Sulik: non possiamo permetterci di giocare pulito, è necessario sostituire Trnka

Anche il Natale e le festività di fine anno non interrompono la discussione politica sull’elezione del Procuratore generale, spina nel fianco della Coalizione di Governo negli ultimi mesi. Il Presidente del Parlamento e leader del partito Libertà e Solidarietà (SaS) Richard Sulik ha detto Giovedì in un’intervista che il dibattito sul cambiamento delle regole per l’elezione del Procuratore non è una questione di decenza. «Potremo permetterci di giocare in modo corretto dopo che saranno ultimate le questioni fondamentali [del programma del Governo]. Ma con sei deputati che tradiscono il loro mandato non possiamo giocare in modo corretto e poi morire», ha detto Sulik, «non siamo stati eletti per essere imbrogliati da sei persone, e lasciare che il Governo crolli».

La Coalizione (SDKU-DS, SaS, KDH e Most-Hid) ha deciso di introdurre un emendamento alla legge che regola l’elezione del Procuratore generale, così come quella di altri alti funzionari dello Stato, dopo che il candidato comune della Coalizione non ha ricevuto il supporto di tutti i deputati della maggioranza nelle votazioni segrete. Sei di questi, in particolare, hanno votato per il candidato dell’opposizione, rischiando di far saltare il Governo.

Sulik ha detto che i parlamentari potranno votare in linea con la propria coscienza in una votazione palese, cosa estremamente indigesta all’opposizione, in particolare al partito Smer-SD che ha ricandidato l’attuale Procuratore Dobroslav Trnka. «Se alcuni dei 79 parlamentari [della maggioranza] vogliono votare per [il candidato] Trnka, va bene, ma devono farsi avanti e dire le loro ragioni», ha concluso Sulik.
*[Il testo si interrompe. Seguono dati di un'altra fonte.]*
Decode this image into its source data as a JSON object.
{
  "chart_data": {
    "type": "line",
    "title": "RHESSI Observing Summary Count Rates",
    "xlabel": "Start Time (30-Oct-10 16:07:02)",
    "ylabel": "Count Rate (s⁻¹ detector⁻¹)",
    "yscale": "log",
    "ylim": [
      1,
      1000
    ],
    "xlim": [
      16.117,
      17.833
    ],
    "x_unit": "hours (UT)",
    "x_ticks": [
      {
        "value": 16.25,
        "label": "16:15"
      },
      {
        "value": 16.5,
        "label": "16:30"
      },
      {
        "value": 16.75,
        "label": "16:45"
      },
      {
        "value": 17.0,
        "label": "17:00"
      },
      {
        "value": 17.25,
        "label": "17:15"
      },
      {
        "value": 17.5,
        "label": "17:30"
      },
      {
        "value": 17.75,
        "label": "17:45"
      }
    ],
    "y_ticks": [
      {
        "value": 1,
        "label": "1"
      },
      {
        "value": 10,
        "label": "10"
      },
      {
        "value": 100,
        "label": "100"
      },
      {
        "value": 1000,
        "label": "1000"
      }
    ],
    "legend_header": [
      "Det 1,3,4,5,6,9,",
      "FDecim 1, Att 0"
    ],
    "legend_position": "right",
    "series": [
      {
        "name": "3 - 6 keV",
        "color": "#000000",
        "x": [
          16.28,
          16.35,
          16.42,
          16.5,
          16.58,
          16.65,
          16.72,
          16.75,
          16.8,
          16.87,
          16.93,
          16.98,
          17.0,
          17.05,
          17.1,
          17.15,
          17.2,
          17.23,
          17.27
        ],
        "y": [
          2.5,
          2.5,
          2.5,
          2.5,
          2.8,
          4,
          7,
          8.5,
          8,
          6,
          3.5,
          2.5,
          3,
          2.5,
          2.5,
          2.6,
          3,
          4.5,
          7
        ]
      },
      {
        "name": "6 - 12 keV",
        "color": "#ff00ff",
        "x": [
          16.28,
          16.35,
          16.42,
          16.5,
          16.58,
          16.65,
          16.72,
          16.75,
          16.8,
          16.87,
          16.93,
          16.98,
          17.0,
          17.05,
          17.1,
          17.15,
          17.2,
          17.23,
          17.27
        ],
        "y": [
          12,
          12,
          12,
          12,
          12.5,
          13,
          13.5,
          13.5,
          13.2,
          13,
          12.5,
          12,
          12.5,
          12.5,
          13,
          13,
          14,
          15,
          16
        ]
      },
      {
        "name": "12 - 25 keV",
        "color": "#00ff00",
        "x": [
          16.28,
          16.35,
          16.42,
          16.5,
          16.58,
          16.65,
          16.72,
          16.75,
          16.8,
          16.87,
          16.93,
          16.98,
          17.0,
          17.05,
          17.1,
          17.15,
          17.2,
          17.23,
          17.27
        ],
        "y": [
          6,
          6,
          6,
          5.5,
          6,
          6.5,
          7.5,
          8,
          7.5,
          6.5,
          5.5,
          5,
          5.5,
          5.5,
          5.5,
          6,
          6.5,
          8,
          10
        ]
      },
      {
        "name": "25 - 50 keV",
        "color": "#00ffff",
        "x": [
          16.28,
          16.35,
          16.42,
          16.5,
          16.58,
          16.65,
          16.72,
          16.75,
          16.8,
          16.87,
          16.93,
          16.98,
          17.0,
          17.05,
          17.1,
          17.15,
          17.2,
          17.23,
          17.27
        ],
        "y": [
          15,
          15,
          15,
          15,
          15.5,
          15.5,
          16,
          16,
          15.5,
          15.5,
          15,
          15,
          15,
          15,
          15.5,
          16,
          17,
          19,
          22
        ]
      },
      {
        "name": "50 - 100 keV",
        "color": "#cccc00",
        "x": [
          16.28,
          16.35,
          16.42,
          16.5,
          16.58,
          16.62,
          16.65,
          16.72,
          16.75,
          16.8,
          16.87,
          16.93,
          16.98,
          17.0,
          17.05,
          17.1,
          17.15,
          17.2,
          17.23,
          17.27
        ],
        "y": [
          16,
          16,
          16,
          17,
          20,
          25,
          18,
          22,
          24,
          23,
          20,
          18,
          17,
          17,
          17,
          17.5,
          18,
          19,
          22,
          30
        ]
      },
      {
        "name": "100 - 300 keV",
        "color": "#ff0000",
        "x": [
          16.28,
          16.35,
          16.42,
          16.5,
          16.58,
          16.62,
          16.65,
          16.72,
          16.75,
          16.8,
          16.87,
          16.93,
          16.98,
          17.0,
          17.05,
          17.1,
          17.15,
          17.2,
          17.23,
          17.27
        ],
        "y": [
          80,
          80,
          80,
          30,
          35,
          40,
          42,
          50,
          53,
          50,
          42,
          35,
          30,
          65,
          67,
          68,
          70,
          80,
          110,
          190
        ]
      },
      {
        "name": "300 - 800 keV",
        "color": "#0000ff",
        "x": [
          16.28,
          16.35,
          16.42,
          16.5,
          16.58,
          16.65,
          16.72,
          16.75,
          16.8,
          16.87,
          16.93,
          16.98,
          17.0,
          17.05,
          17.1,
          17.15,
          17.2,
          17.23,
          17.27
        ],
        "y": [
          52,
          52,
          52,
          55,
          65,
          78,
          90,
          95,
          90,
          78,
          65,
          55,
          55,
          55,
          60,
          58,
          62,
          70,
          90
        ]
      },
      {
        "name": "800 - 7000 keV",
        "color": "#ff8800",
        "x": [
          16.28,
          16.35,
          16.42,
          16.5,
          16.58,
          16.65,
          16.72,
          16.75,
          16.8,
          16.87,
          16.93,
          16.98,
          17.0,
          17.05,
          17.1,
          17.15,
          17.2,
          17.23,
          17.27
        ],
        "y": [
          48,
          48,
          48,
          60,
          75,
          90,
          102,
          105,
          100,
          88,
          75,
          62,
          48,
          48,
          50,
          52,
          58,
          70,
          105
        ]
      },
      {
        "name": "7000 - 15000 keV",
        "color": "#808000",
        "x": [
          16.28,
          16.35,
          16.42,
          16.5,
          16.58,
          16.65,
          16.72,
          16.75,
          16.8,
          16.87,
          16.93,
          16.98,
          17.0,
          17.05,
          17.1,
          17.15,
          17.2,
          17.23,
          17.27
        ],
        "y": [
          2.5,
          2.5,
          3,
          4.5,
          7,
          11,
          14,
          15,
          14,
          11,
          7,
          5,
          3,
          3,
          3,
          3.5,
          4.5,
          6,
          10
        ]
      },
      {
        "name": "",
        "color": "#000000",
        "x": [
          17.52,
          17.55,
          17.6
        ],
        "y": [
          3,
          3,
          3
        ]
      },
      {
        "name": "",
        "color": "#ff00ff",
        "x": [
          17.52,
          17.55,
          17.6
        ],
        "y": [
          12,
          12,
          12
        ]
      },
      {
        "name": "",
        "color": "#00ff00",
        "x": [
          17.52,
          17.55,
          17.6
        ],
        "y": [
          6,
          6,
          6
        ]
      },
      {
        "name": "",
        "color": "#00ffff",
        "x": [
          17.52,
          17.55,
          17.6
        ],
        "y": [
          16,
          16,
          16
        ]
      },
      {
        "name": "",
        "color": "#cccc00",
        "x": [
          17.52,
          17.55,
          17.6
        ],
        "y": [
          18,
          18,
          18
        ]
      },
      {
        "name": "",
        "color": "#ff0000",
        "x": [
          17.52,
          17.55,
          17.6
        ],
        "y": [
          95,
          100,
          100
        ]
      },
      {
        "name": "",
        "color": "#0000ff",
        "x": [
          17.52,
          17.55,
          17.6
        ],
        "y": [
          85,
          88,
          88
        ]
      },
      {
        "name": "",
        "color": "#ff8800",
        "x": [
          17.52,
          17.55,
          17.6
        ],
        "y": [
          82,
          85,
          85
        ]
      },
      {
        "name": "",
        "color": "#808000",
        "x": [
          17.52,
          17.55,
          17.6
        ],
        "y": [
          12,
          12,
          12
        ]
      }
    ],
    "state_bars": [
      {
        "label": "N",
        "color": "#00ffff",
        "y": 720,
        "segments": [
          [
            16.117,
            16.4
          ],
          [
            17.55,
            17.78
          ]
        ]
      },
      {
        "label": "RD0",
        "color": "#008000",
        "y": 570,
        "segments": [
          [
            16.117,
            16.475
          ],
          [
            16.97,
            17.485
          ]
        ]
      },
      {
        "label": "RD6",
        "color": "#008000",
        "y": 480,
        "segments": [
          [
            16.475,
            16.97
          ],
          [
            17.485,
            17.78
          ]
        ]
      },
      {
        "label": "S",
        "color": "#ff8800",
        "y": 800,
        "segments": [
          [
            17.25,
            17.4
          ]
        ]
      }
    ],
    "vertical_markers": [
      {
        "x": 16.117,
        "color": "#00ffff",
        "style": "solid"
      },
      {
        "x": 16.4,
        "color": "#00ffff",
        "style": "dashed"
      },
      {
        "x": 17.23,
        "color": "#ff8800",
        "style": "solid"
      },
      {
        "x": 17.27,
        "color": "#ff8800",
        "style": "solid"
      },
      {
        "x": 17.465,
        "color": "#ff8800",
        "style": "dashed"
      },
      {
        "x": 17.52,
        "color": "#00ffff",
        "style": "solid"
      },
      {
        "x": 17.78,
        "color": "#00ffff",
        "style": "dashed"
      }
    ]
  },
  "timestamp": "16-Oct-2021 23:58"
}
Anche il Ministro della Giustizia Lucia Zitnanska è intervenuta sul tema nei giorni scorsi, ed ha espresso la sua inclinazione a sostenere un mandato unico di sette anni per il Procuratore generale, cancellando l’attuale possibilità di ricandidatura. Inoltre, nella stesura della nuova legislazione, la Zitnanska crede che vi siano margini per sottoporre l’Ufficio del Procuratore generale ad un maggior controllo pubblico. «Mi viene in mente, per esempio, rendere obbligatoria la pubblicazione delle decisioni del Procuratore generale. In particolare per le decisioni che hanno effetto sulla sospensione di certi procedimenti penali», ha detto il Ministro. Tutte le modifiche saranno da discutere ed essere approvate entro il termine di entrata in carica di un nuovo Procuratore generale, ha aggiunto.